All posts tagged test pilot

Firefox Would Love to Read Your Mind

I’d like to highlight the awesome research project that intern Lilian Weng is leading around Firefox’s new tab page.

While our goal is to make users more efficient at their browsing tasks, what makes them more efficient is a question we keep returning to. Most other browsers display links on new tab pages based on frecency. Frecency is a portmanteau which combines frequency and recency. At Mozilla, we use it to refer to sites that users have been to often, recently, or both. It’s how we calculate what should be the first, second, third, etc site that appears when you type a letter into Firefox’s URL bar.

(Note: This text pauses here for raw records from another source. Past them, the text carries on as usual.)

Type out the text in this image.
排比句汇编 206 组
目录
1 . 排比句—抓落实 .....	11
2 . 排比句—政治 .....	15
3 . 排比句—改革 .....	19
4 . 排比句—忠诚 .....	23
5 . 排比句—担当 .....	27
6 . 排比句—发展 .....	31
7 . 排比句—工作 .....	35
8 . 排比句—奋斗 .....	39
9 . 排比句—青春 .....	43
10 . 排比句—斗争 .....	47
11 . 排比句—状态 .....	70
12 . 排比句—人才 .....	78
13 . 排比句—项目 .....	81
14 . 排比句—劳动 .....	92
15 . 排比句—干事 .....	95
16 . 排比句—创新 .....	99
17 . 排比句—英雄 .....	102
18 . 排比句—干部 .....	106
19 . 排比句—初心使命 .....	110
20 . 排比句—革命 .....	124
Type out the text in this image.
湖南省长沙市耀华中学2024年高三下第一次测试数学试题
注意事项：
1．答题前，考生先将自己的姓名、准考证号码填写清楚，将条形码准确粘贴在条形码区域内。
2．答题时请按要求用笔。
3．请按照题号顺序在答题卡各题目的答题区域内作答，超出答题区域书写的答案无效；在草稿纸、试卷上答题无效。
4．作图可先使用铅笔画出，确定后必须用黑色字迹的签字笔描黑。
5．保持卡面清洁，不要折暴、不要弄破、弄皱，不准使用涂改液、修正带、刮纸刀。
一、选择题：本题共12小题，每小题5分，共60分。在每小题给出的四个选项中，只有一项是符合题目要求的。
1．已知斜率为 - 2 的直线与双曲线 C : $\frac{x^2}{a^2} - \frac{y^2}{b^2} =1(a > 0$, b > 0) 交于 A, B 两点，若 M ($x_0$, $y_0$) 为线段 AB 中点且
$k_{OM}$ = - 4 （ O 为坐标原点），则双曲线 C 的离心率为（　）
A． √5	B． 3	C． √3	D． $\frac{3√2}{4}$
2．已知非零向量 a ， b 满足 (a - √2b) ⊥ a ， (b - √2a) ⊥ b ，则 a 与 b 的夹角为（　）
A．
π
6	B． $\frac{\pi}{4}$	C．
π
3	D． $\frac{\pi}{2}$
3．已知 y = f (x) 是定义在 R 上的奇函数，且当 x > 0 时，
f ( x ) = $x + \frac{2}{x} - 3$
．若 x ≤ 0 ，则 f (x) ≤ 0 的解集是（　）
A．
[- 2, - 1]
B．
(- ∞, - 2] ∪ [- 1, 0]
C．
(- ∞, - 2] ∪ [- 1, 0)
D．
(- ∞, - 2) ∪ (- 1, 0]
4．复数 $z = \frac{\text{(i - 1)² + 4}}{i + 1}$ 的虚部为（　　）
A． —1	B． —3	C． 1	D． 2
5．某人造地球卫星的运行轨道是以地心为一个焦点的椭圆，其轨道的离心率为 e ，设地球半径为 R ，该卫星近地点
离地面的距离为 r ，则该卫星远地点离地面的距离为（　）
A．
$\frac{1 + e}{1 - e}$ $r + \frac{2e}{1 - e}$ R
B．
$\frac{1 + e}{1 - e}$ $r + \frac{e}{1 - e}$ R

Using frecency to list links on a new tab page seems an obvious design direction, but we want to truly investigate whether another solution would be best for users. So, Lilian is spinning up a brave new study. Once her test is ready, users of Test Pilot, our platform for collecting structured feedback on Firefox, will be asked if they’d like to participate in a new study. If they say yes, they will be randomly assigned one of six new designs on their new, blank Firefox tabs. One of these six designs will be our control group: a blank white tab, just as Firefox users see currently. The other five will look almost identical to each other. They will display a simple 8×8 grid of favicons set on a button which is colored to highlight them based on a color-matching algorithm designed by Margaret Leibovic:

Minimal 8x8 Grid Layout of Site Links

The only variable that will be changing among the five designs is which sites are displayed in this grid. Here’s the five variations we’re testing:

  1. Frecency. A combination of a user’s most frequently and most recently visited sites.
  2. Most recently bookmarked sites. By displaying prominently what a user has recently starred, we effectively turn the new tab page into a read it later list.
  3. Most recently closed sites. This could lead users to treat new tab page as an undo feature, or close tabs in order to temporarily store them in the new tab page as a short-term read it later list.
  4. Sites based on content similarity. Intern Abhinav Sharma is trying out his project, called Predictive Newtabs, which displays sites based on where the user has opened a new tab from. For instance, if the user has been browsing a news site, a new tab would offer other news sites the user has been to.
  5. Sites based on groups of sites frequently visited together. In another part of Abhinav’s Predictive Newtabs experiments, he has designed an algorithm to predict sites to show based on sites users visit in groups. For instance, if every time you get to work you first check the weather and then check stock prices, this new tab would offer you a stock page on a new tab after you checked the weather. If you want to try this experiment out yourself, you can download the Jetpack here.

The above study is still in preparation, and once it goes live I predict that we’ll learn tons of valuable information about how new tab suggestions can positively impact users. Lilian will be collecting data on many aspects of users’ responses to these designs, such as how they effect the breadth of sites users visit, how likely they are to click on each item in the grid, and how long they spend deciding where to navigate. I can’t wait to start pouring over the data that comes back: it’s very new research in an area that has a profound impact on how we use the web.